The phase 3 trial is the largest in CKD to date, evaluating the efficacy and safety of empagliflozin in adults with CKD who have been underrepresented in previous SGLT2 inhibitor trials. The statement noted that kidney disease is a global public health issue, affecting nearly 37 million people in the US, with links to other metabolic and cardiovascular diseases.
More than 6,000 adults with CKD were randomized in the trial conducted by the MRC Population Health Research Unit at the University of Oxford. This population included patients with mildly to severely reduced eGFR, normal and increased levels of albumin, with and without diabetes, and with CKD attributed to a range of underlying causes.
The trial's primary endpoints were a composite of kidney disease progression or cardiovascular death, with key secondary outcomes including cardiovacular death or hospitalization for heart failure, all-cause hospitalization, and all-cause mortality.
"EMPA-KIDNEY included a range of adults with kidney disease who have been excluded from, or under-represented in, previous trials focusing on the use of SGLT2 inhibitors to slow kidney disease progression," said Jeff Emmick, MD, PhD, vice president, Product Development, Lilly. "The early stop of the trial is a tremendous step toward our goal of improving the lives of adults living with kidney disease."

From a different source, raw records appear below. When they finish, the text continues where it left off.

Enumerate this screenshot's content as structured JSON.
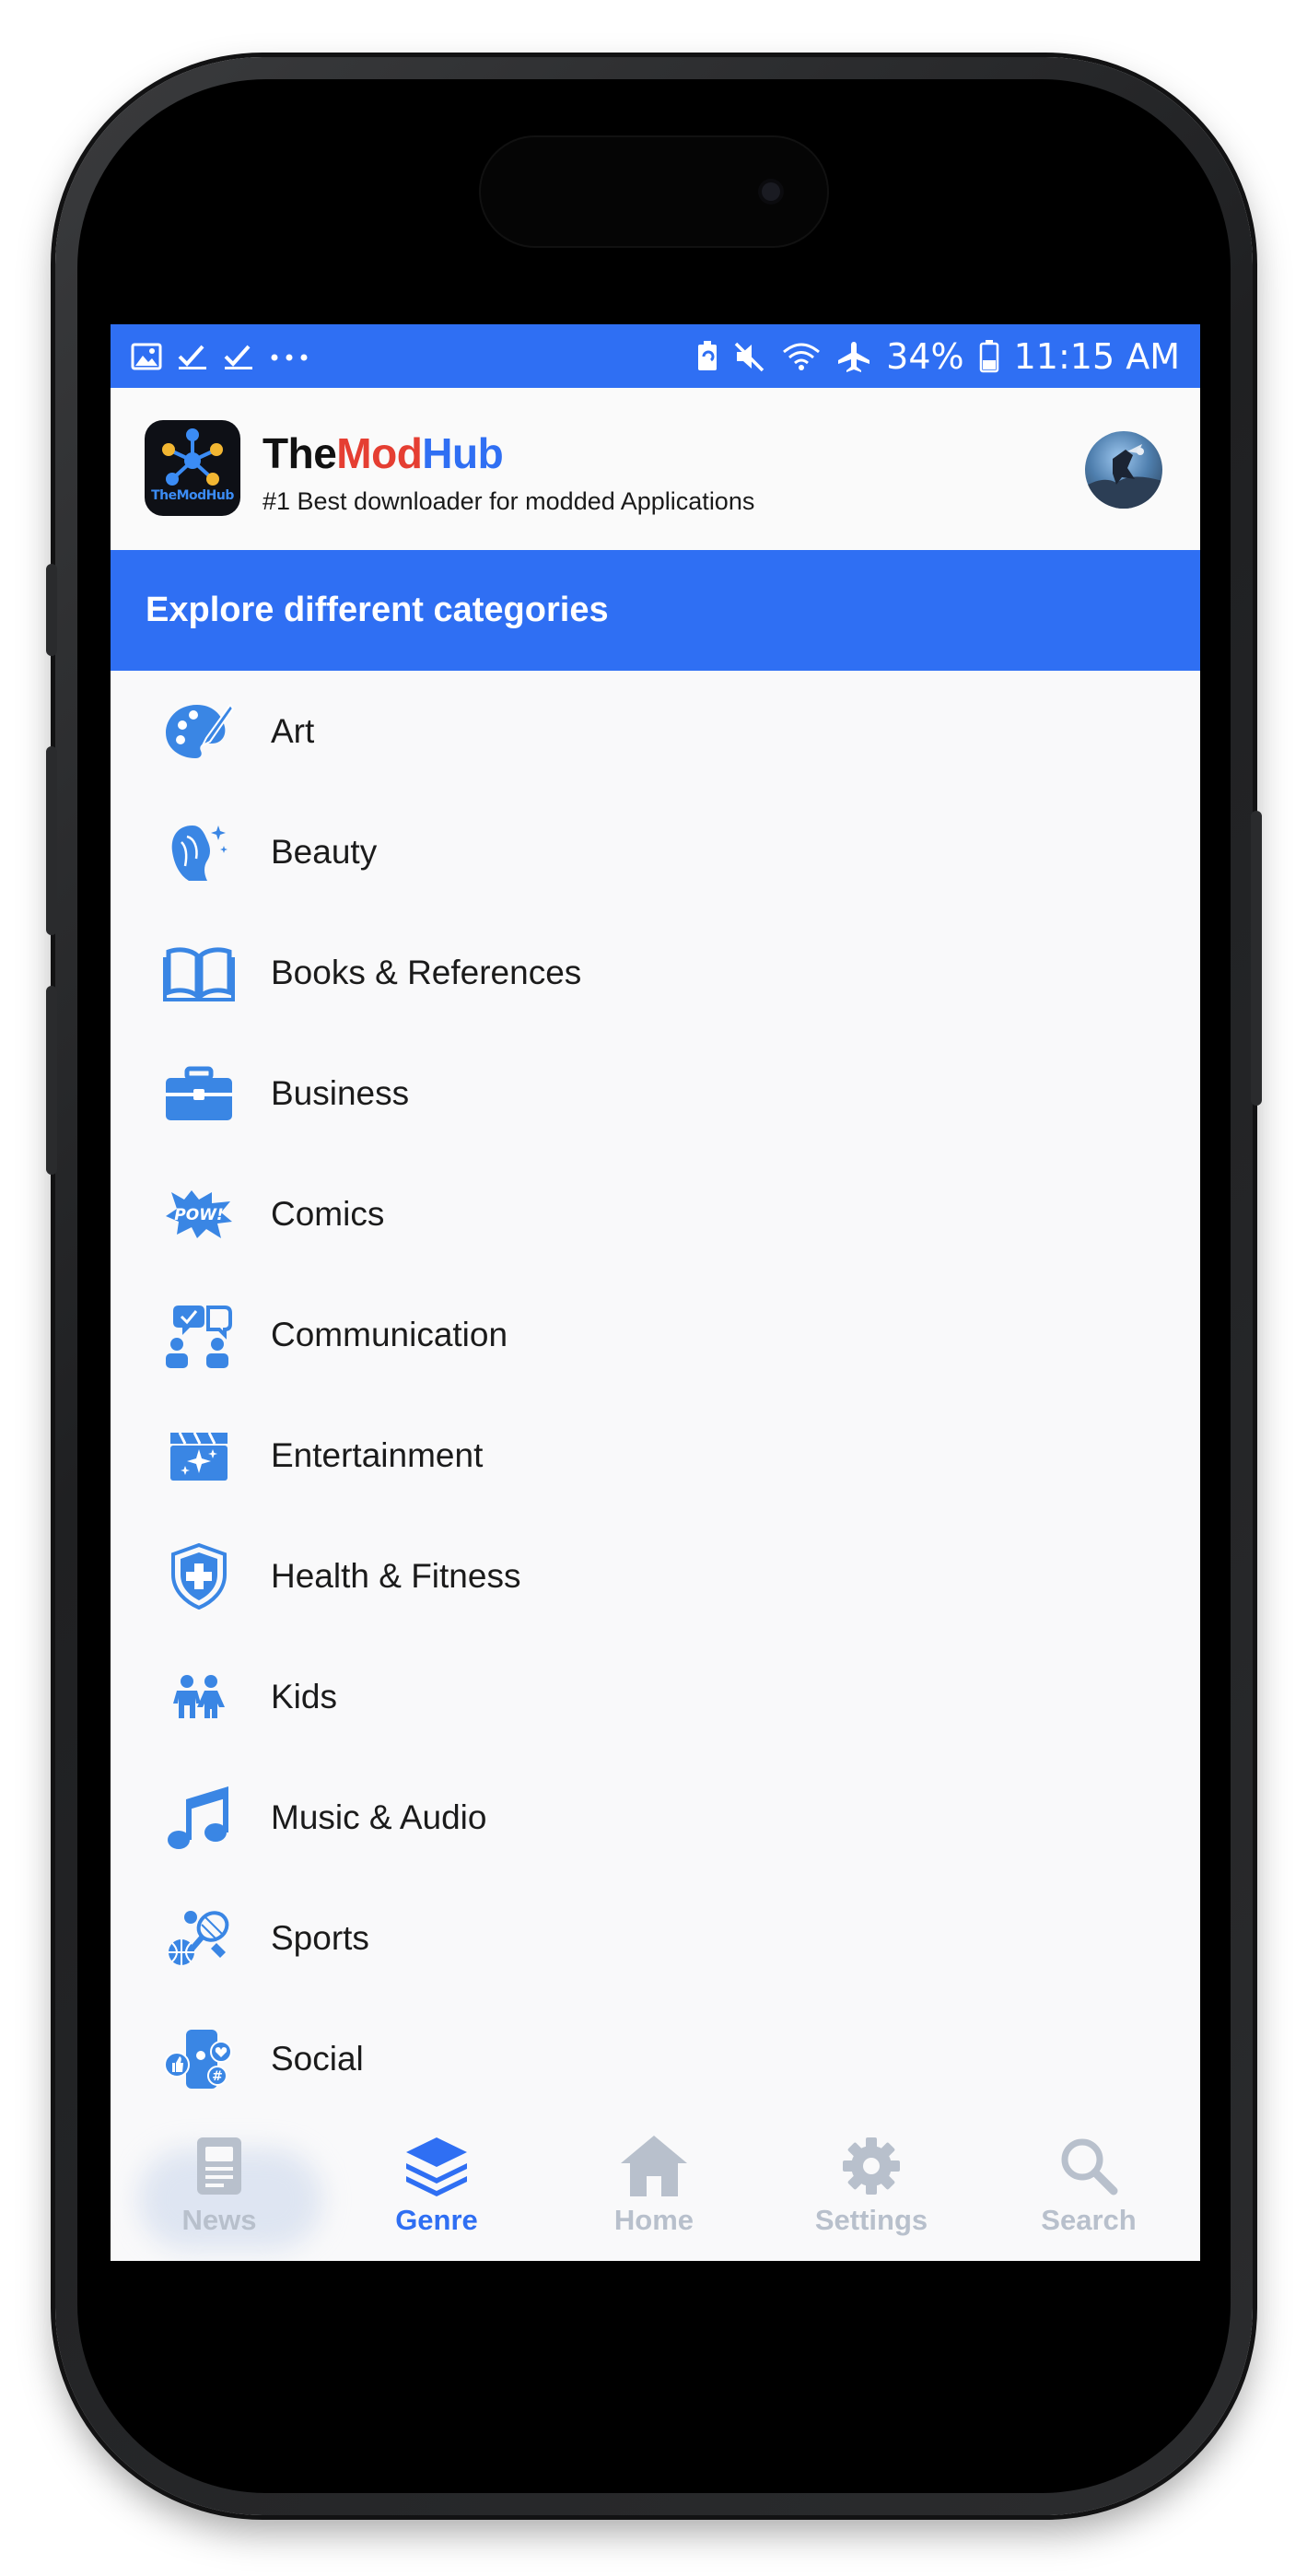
{
  "statusbar": {
    "battery": "34%",
    "time": "11:15 AM",
    "left_icons": [
      "image-icon",
      "check-icon",
      "check-icon",
      "more-icon"
    ],
    "right_icons": [
      "battery-saver-icon",
      "mute-icon",
      "wifi-icon",
      "airplane-icon",
      "battery-icon"
    ]
  },
  "app": {
    "brand_part1": "The",
    "brand_part2": "Mod",
    "brand_part3": "Hub",
    "logo_text": "TheModHub",
    "tagline": "#1 Best downloader for modded Applications"
  },
  "banner": {
    "title": "Explore different categories"
  },
  "categories": [
    {
      "label": "Art",
      "icon": "palette-icon"
    },
    {
      "label": "Beauty",
      "icon": "beauty-face-icon"
    },
    {
      "label": "Books & References",
      "icon": "open-book-icon"
    },
    {
      "label": "Business",
      "icon": "briefcase-icon"
    },
    {
      "label": "Comics",
      "icon": "pow-burst-icon"
    },
    {
      "label": "Communication",
      "icon": "chat-people-icon"
    },
    {
      "label": "Entertainment",
      "icon": "clapperboard-icon"
    },
    {
      "label": "Health & Fitness",
      "icon": "medical-shield-icon"
    },
    {
      "label": "Kids",
      "icon": "kids-icon"
    },
    {
      "label": "Music & Audio",
      "icon": "music-note-icon"
    },
    {
      "label": "Sports",
      "icon": "sports-balls-icon"
    },
    {
      "label": "Social",
      "icon": "social-phone-icon"
    }
  ],
  "nav": {
    "items": [
      {
        "label": "News",
        "icon": "newspaper-icon",
        "active": false
      },
      {
        "label": "Genre",
        "icon": "layers-icon",
        "active": true
      },
      {
        "label": "Home",
        "icon": "home-icon",
        "active": false
      },
      {
        "label": "Settings",
        "icon": "gear-icon",
        "active": false
      },
      {
        "label": "Search",
        "icon": "search-icon",
        "active": false
      }
    ]
  },
  "colors": {
    "accent": "#2f6ff3",
    "icon_blue": "#3a86e4",
    "nav_inactive": "#b8c0cc",
    "brand_red": "#e53e32"
  }
}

The FDA granted Fast Track designation to the clinical investigation of empagliflozin to reduce the risk of kidney disease progression and cardiovascular death in adults with CKD in March 2020. Full results from the EMPA-KIDNEY trial are expected to be presented at an upcoming medical congress later this year.
"We are thrilled that the trial has shown that empagliflozin is beneficial among the patients studied in EMPA-KIDNEY," said professor Richard Haynes, co-principal investigator. "We are very grateful to all of the participants who have made this trial possible and look forward to sharing detailed trial results later this year."